The circus girl poised herself on one foot and looked doubtful. Her father did not stir.
“You know,” said Agnes, “Neale maybe will be home soon. He’ll know how to help you,” she added, with confidence in her boy chum’s wisdom.
Barnabetta’s black eyes suddenly flashed. “All right,” she said, grumpily enough, and turned away to help her father rise.
Agnes’ heart was suddenly all of a flutter. She could not help wondering if Barnabetta was thinking of the money in the old album that Neale O’Neil was carrying about the country with him. Yet that seemed an ungenerous thought and Agnes put it behind her. Later it was to return in spite of her—and with force.

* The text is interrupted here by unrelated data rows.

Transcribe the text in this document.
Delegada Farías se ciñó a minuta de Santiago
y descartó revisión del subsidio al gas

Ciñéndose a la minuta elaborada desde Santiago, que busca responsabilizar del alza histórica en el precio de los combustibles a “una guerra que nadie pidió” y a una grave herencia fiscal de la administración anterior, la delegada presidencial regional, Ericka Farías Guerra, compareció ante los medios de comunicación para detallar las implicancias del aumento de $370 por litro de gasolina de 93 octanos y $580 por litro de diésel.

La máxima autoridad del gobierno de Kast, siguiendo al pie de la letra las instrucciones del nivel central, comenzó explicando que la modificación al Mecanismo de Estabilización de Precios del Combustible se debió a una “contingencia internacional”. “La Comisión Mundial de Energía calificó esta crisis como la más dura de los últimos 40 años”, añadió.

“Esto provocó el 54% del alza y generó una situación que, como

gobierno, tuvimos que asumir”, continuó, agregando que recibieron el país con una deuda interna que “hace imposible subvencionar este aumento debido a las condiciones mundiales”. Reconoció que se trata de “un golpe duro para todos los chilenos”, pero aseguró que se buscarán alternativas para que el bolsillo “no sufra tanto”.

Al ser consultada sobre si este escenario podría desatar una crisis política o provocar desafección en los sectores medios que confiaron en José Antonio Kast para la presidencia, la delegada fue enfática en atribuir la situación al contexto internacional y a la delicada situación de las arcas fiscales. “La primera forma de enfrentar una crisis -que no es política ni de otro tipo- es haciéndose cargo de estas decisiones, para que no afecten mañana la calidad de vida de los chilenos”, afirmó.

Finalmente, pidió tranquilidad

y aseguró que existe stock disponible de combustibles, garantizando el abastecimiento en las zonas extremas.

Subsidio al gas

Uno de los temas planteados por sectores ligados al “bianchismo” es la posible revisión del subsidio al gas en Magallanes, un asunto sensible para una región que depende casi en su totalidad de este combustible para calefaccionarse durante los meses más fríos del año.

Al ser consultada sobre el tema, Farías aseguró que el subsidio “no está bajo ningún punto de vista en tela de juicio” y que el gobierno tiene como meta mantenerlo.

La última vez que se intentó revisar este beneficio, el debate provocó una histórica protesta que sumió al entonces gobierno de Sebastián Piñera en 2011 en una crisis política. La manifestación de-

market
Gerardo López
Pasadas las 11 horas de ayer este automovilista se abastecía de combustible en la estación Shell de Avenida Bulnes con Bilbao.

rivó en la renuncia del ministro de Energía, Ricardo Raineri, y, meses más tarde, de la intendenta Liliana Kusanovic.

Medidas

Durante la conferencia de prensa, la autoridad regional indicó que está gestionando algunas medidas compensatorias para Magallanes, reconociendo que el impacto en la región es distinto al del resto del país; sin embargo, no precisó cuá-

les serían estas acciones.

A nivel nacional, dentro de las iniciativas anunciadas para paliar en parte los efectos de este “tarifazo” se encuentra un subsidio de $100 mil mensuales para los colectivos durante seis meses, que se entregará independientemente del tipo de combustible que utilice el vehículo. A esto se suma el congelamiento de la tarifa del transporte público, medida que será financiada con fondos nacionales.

CHAPTER XVI—SEVERAL ARRIVALS
Perhaps no girl but a Corner House girl would have planned to take two perfect strangers home with her, especially strangers who seemed of a somewhat doubtful character.
It must be confessed that the Corner House girls, with no mother or father to confide in or advise with, sometimes did things on the spur of impulse that ordinary girls would not think of doing.
Agnes Kenway really had serious doubts about the honesty of Barnabetta Scruggs and her father. Just the same she was deeply interested in the circus girl, and she pitied the meek little clown. Barnabetta was quite the most interesting girl Agnes had ever met.
To think of a girl traveling about the country—“tramping it”—dressed as a boy, and so successfully hiding her identity! Why! if she did not speak, nobody would guess her sex, Agnes was sure.